Rosanna also maintained that an important step is to be aware that the invasion of others' privacy is a serious question, and one must find a way to incorporate that question into the structure of one's own writing.
At the Vermont Studio Center, I read aloud one of my personal essays about intergenerational alcoholism. I was so nervous, the wine I had consumed was seeping from my underarms.
“What do you think?” I asked my peers.
One woman said, “Are you kidding? I’d be proud if I were your family. They had such a tragic, lovely life.”
Then it hit me: not only is there more than one truth, but also hopefully, my writing is good enough to where it speaks numerous truths. I’m not demonizing my family, but depicting them as flawed, graceful individuals. Many audiences might even find the story of my family and parents—a young rebellious woman of the ’60s, who abandoned reason to sail the world with my Greek sea captain father—to be a tragic and exotic story.

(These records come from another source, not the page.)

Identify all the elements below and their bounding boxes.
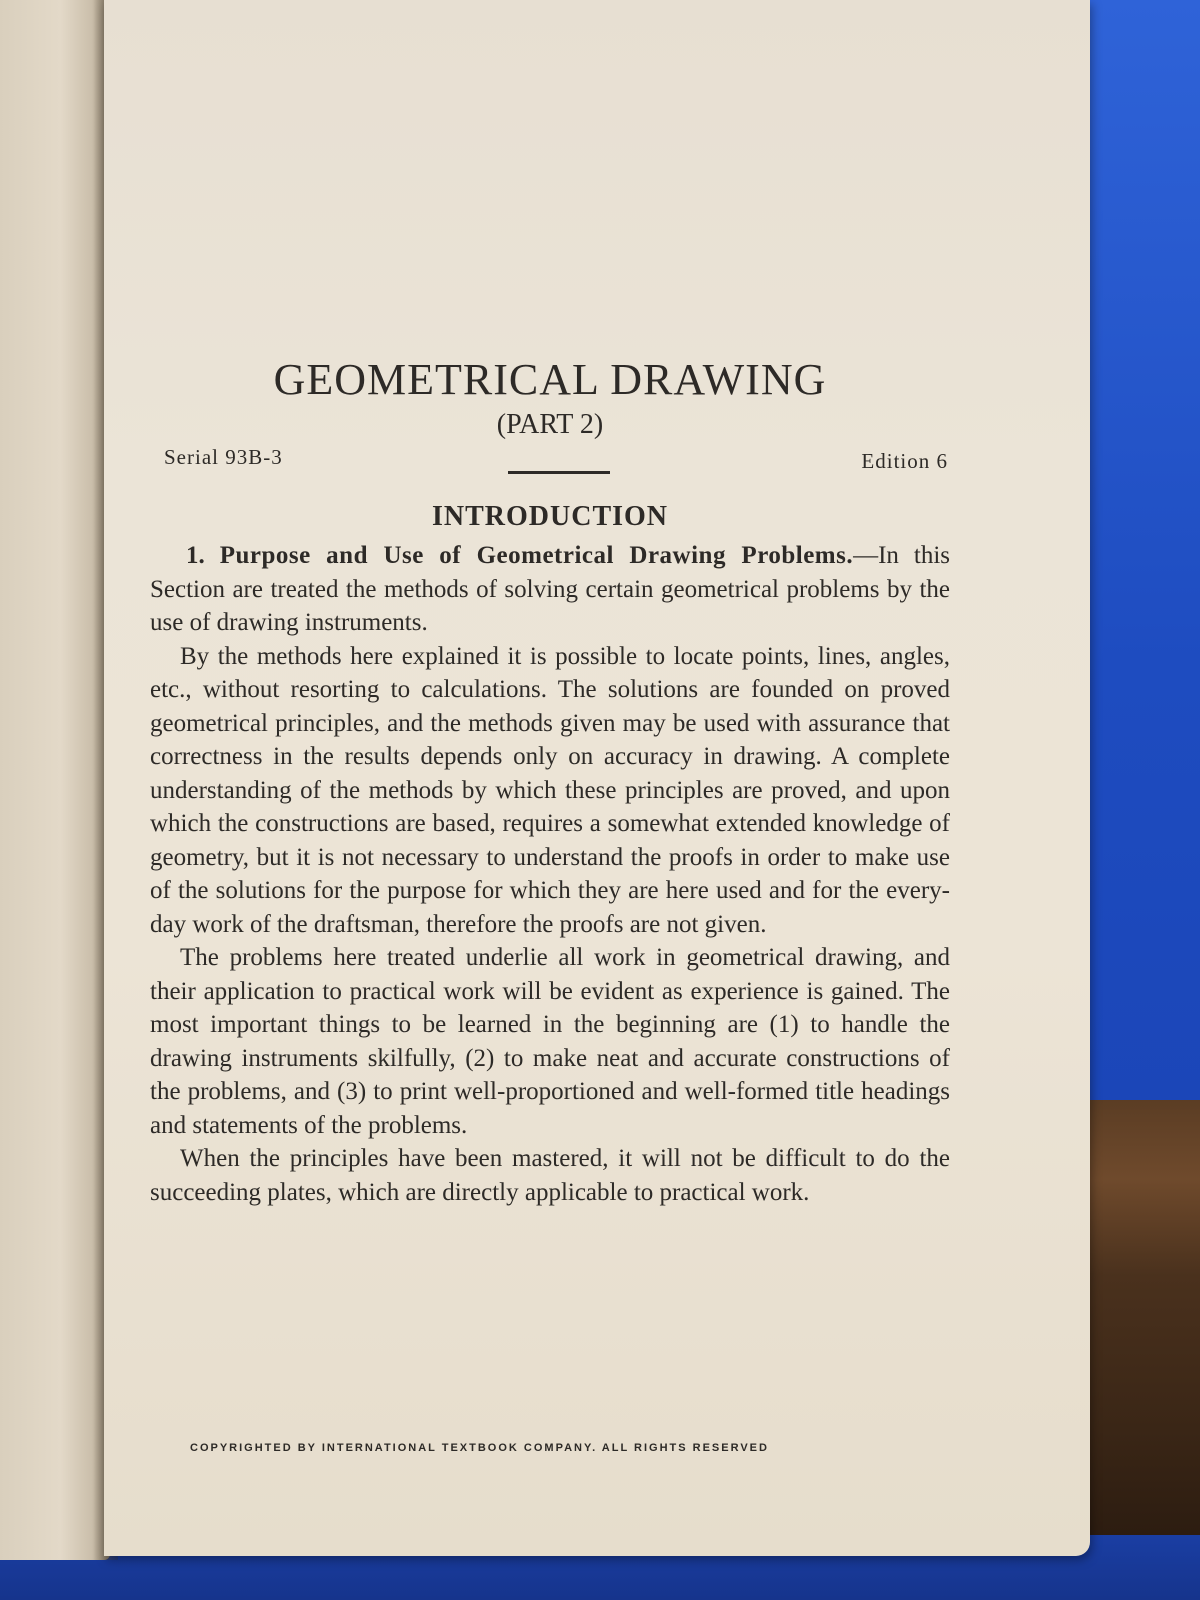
article-number: 1. [186,542,205,569]
body-paragraph: By the methods here explained it is possible to locate points, lines, angles, etc., without resorting to calculations. The solutions are founded on proved geometrical principles, and the methods given may be used with assurance that correctness in the results depends only on accuracy in drawing. A complete understanding of the methods by which these principles are proved, and upon which the constructions are based, requires a somewhat extended knowledge of geometry, but it is not necessary to understand the proofs in order to make use of the solutions for the purpose for which they are here used and for the every-day work of the draftsman, therefore the proofs are not given. [150,642,950,938]
part-label: (PART 2) [496,409,604,440]
section-heading: INTRODUCTION [431,501,669,532]
article-heading: Purpose and Use of Geometrical Drawing Problems. [219,542,854,569]
article-lead-text: —In this Section are treated the methods of solving certain geometrical problems by the use of drawing instruments. [150,542,951,636]
serial-number: Serial 93B-3 [164,445,283,469]
article-paragraph [150,539,950,640]
edition-number: Edition 6 [861,449,948,473]
body-paragraph: When the principles have been mastered, it will not be difficult to do the succeeding plates, which are directly applicable to practical work. [150,1145,950,1206]
title-rule [508,471,610,474]
meta-row [150,441,950,493]
page-content [150,340,950,1209]
document-title: GEOMETRICAL DRAWING [273,355,827,404]
copyright-notice: COPYRIGHTED BY INTERNATIONAL TEXTBOOK COMPANY. ALL RIGHTS RESERVED [190,1442,769,1454]
body-paragraph: The problems here treated underlie all work in geometrical drawing, and their application to practical work will be evident as experience is gained. The most important things to be learned in the beginning are (1) to handle the drawing instruments skilfully, (2) to make neat and accurate constructions of the problems, and (3) to print well-proportioned and well-formed title headings and statements of the problems. [150,944,950,1139]
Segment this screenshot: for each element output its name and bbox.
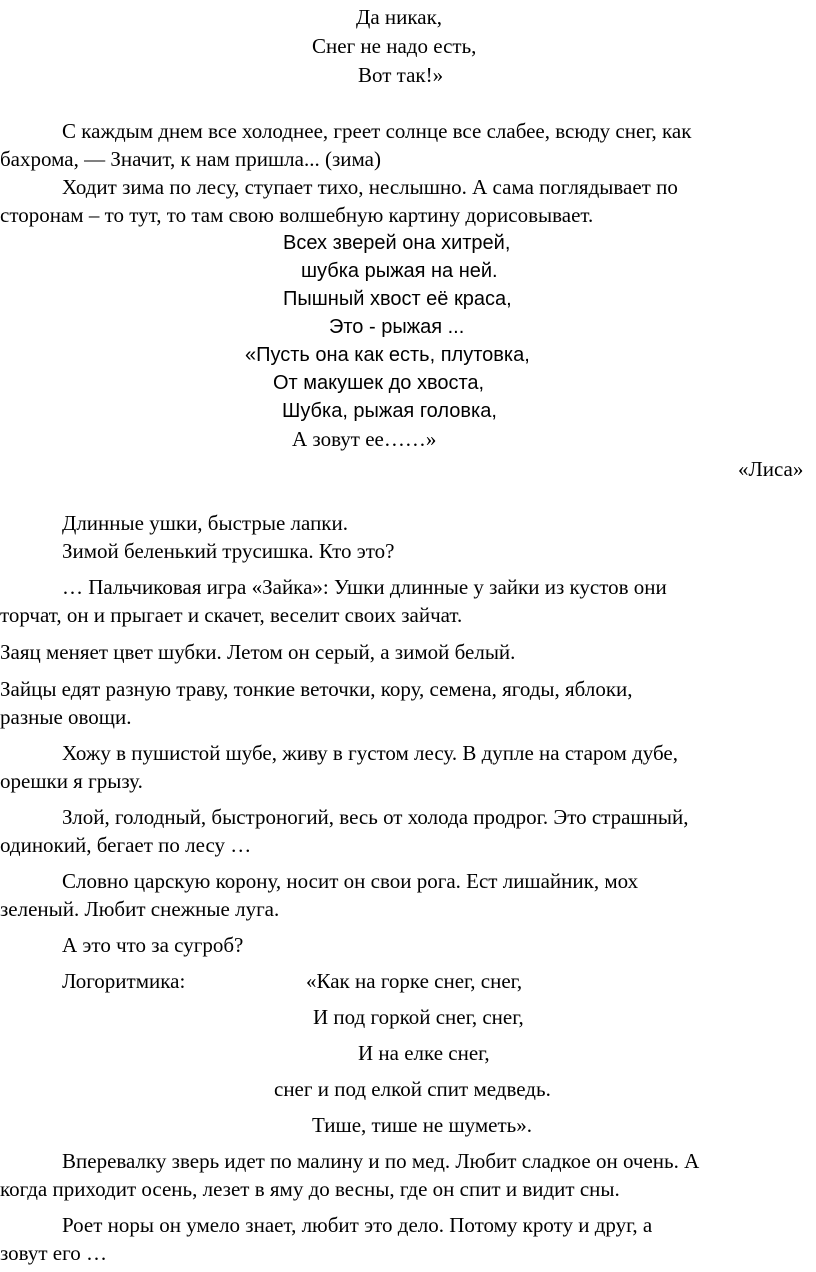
bear-riddle-line-1: Вперевалку зверь идет по малину и по мед. Любит сладкое он очень. А [62, 1149, 700, 1173]
fox-riddle-answer: «Лиса» [738, 457, 804, 481]
logorhythmics-line-2: И под горкой снег, снег, [313, 1005, 524, 1029]
walk-paragraph-line-1: Ходит зима по лесу, ступает тихо, неслышно. А сама поглядывает по [62, 175, 678, 199]
deer-riddle-line-1: Словно царскую корону, носит он свои рога. Ест лишайник, мох [62, 869, 639, 893]
fox-riddle-line-7: Шубка, рыжая головка, [282, 400, 497, 422]
wolf-riddle-line-1: Злой, голодный, быстроногий, весь от холода продрог. Это страшный, [62, 805, 689, 829]
wolf-riddle-line-2: одинокий, бегает по лесу … [0, 833, 252, 857]
fox-riddle-line-6: От макушек до хвоста, [273, 372, 485, 394]
deer-riddle-line-2: зеленый. Любит снежные луга. [0, 897, 280, 921]
poem-line-1: Да никак, [356, 5, 443, 29]
fox-riddle-line-4: Это - рыжая ... [329, 316, 465, 338]
fox-riddle-line-8: А зовут ее……» [292, 427, 437, 451]
squirrel-riddle-line-2: орешки я грызу. [0, 769, 143, 793]
poem-line-3: Вот так!» [358, 63, 444, 87]
logorhythmics-line-3: И на елке снег, [358, 1041, 490, 1065]
logorhythmics-label: Логоритмика: [62, 969, 186, 993]
mole-riddle-line-1: Роет норы он умело знает, любит это дело. Потому кроту и друг, а [62, 1213, 653, 1237]
hare-color-text: Заяц меняет цвет шубки. Летом он серый, а зимой белый. [0, 640, 516, 664]
winter-paragraph-line-1: С каждым днем все холоднее, греет солнце все слабее, всюду снег, как [62, 119, 692, 143]
fox-riddle-line-1: Всех зверей она хитрей, [283, 232, 511, 254]
finger-game-line-2: торчат, он и прыгает и скачет, веселит своих зайчат. [0, 603, 463, 627]
hare-riddle-line-1: Длинные ушки, быстрые лапки. [62, 511, 348, 535]
hare-food-line-1: Зайцы едят разную траву, тонкие веточки, кору, семена, ягоды, яблоки, [0, 677, 633, 701]
bear-riddle-line-2: когда приходит осень, лезет в яму до весны, где он спит и видит сны. [0, 1177, 620, 1201]
mole-riddle-line-2: зовут его … [0, 1241, 107, 1265]
logorhythmics-line-5: Тише, тише не шуметь». [312, 1113, 533, 1137]
fox-riddle-line-2: шубка рыжая на ней. [301, 260, 498, 282]
logorhythmics-line-4: снег и под елкой спит медведь. [274, 1077, 551, 1101]
squirrel-riddle-line-1: Хожу в пушистой шубе, живу в густом лесу. В дупле на старом дубе, [62, 741, 678, 765]
fox-riddle-line-5: «Пусть она как есть, плутовка, [245, 344, 530, 366]
logorhythmics-line-1: «Как на горке снег, снег, [306, 969, 523, 993]
snowdrift-question: А это что за сугроб? [62, 933, 244, 957]
hare-food-line-2: разные овощи. [0, 705, 132, 729]
fox-riddle-line-3: Пышный хвост её краса, [283, 288, 512, 310]
poem-line-2: Снег не надо есть, [312, 34, 477, 58]
walk-paragraph-line-2: сторонам – то тут, то там свою волшебную картину дорисовывает. [0, 203, 594, 227]
hare-riddle-line-2: Зимой беленький трусишка. Кто это? [62, 539, 395, 563]
winter-paragraph-line-2: бахрома, — Значит, к нам пришла... (зима) [0, 147, 381, 171]
finger-game-line-1: … Пальчиковая игра «Зайка»: Ушки длинные у зайки из кустов они [62, 575, 667, 599]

I feel very lucky. I’ve gotten to hear some diverse opinions. It’s now 2020, and I’m still awaiting my family’s response to the book. Since then, I’ve heard from the other people I’ve written about and welcomed or cringed from their reactions.
Two years later, when I began my first year in the Creative Writing Ph.D. program at The University of Nebraska-Lincoln, former U.S. Poet Laureate Ted Kooser, who was on the faculty at the time, paid my first collection mixed praise.
“It’s a remarkable accomplishment, and its energy never lets up for an instant, cover to cover, as if there were a blue flame burning under all of it. As Emerson wrote to Whitman, ‘I greet you at the beginning of a great career.”
Well, I could have died right then as a happy woman, but then he delivered the criticism:
“As to your family: I’d guess [they] feel exposed and defenseless. Had I been your mentor, I would have advised you to hold [some of the poems] back and would have cautioned you against some of the descriptions of [familial] drinking in some of the other poems. Though you and I might disagree about degrees of propriety, no poem is important enough to risk hurting someone else’s feelings.”
The letter is dated back to 2013. I still have Ted’s response framed above my desk because to this very day, I remain as conflicted about his advice as I am about that first book. Yes, as writers we ought to err on the side of compassion. No, we shouldn’t sit down and intend to break someone else’s heart, but what if they broke ours, over and over? Should we be forced into silence because our experience wasn’t pleasant? Do we then sign a vow of secrecy, a refusal to acknowledge our suffering, too?
I don’t know the answers to these questions, but I think they’re important ones to ask, ones that to this day, hang like icicles above me.
I understand that I made a deliberate choice to publish that book without even sending my family the proofs, for godsakes.
I also contend, however, that I’m a poet, not a babysitter. I refuse to sit in watchful passivity over my subjects’ emotions. However, I also do have a responsibility to care for my subjects as I write about them. But in this world where “reality” TV and, for four nightmarish years, Donald Trump served as sources of “truth,” now more than ever, I feel an even bigger responsibility to speak my own.